Uncommon Descent Serving The Intelligent Design Community

That time they invented scientists as well as research papers…


That time is today. Here’s another addition to the Trust the Science files:

In 2010 Labbé showed how citation counts could be inflated. In a few short months, he elevated an imaginary computer scientist (Ike Antkare, pronounced, “I can’t care”) to “one of the greatest stars in the scientific firmament.” Since Google Scholar only indexes papers that reference a paper already in Google Scholar, Labbé used SCIgen to create a fake paper, purportedly authored by Antkare, which referenced real papers and then used Scigen to generate 100 additional bogus papers supposedly authored by Antkare, each of which cited itself, the other 99 papers, and the initial fake paper. Finally, Labbé created a web page listing the titles and abstracts of all 101 papers, with links to pdf files, and waited for Google’s web crawler to find the bogus cross-referenced papers.
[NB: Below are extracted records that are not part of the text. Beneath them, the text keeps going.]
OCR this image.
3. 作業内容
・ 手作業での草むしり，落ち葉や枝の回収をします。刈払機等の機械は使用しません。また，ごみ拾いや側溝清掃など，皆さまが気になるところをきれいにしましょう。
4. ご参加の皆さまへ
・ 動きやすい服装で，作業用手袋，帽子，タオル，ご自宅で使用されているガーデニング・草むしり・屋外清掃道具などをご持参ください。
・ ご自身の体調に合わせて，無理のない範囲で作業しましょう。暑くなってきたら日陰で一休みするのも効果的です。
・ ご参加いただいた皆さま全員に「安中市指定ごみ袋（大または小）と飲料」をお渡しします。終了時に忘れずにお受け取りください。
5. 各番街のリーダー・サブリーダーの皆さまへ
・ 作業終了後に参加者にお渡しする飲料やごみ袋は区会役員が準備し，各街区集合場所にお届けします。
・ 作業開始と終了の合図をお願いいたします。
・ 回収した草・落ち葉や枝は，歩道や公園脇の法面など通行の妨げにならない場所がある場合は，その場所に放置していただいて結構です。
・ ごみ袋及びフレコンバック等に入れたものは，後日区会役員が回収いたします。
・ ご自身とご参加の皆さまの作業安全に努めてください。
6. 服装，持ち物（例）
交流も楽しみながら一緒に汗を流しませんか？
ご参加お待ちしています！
The Googlebot soon found the papers and Antkare was credited with 101 papers that had been cited by 101 papers, which propelled him to 21st on Google’s list of the most cited scientists of all time, behind Freud but well ahead of Einstein, and first among computer scientists.

If imitation is the sincerest form of flattery, Labbé should be flattered. Soon after he reported the Antkare stunt, three Spanish researchers who specialize in bibliometrics and research evaluation reported inflating their Google Scholar Citation profiles by posting six fictitious papers on one of their university websites, with each of the six papers citing 129 papers written by the authors. As expected, “The citation explosion was thrilling, especially in the case of the youngest researchers whose citation rates multiplied by six.” They published an account of their manipulation of citation counts because their intent was not to game the system, but to show how the system cannot be trusted because it can be gamed.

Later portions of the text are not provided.